THE YOU I'VE NEVER KNOWN

by Ellen Hopkins

Pub Date: Jan. 24th, 2017
ISBN: 978-1-4814-4290-9
Publisher: McElderry

One teen yearns for roots while another will do anything for a fresh start.

Seventeen-year-old white Ariel has been in Sonora, California, for 15 months, and she’s soaking up the stability. Her whole life, she’s moved quickly from town to town as alcoholic Dad flits from woman to woman, claiming he was born “infected / with wanderlust.” He abuses and gaslights her. He has a “greedy grasp” and would never allow Ariel to date a boy, let alone allow her—his white daughter—to date her best friend, Monica, a Mexican-American lesbian. Dad’s racist, and to him, “queer equals vile” because Ariel’s mother left them for a woman when Ariel was 2 and hasn’t been heard from since. Yet Ariel’s falling for both Monica and a boy named Gabe. In another thread, 17-year-old Maya, also white, plans to prevent her abusive mother from trapping her in Scientology’s paramilitary training arm by getting pregnant by a 27-year-old man she meets in a bar so he’ll marry her. Ariel’s sections are free verse (Hopkins’ specialty), their fragmentation symbolizing and mirroring the fragmentation in Ariel’s history.
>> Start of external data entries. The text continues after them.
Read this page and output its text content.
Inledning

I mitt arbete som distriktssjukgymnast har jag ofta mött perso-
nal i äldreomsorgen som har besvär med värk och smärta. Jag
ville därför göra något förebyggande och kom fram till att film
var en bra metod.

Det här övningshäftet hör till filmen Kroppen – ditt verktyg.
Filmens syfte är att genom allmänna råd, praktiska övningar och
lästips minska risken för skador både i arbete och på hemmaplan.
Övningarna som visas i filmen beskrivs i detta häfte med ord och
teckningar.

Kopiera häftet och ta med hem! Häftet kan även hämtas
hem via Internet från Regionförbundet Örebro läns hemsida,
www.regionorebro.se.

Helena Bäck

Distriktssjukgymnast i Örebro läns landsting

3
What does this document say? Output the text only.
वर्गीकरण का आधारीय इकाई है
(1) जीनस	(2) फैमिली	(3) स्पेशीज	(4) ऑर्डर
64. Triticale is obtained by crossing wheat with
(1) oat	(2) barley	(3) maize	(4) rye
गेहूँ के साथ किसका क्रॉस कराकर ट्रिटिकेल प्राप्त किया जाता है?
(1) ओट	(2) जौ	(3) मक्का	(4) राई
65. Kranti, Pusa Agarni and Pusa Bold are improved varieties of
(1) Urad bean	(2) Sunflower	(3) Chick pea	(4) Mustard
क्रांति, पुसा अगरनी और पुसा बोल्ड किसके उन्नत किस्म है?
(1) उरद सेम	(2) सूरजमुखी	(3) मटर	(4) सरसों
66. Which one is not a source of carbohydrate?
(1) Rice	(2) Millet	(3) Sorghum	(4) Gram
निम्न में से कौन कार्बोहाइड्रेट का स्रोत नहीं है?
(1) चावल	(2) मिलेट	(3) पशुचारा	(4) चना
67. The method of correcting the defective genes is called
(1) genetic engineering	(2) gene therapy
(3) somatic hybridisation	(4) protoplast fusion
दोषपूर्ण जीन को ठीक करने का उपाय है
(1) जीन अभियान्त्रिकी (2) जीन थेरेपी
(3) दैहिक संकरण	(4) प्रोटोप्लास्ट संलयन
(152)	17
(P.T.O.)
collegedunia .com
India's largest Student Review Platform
Maya’s sections are prose; the prose itself flows capably, but the variation from Hopkins’ signature format doesn’t contribute anything particular. Faraway characters in Hopkins books often come together, but Maya and Ariel’s connection is among Hopkins’ best.

A page-turning exploration of independence, powerlessness, and secrets, with groundbreaking representation of bisexuality and queerness.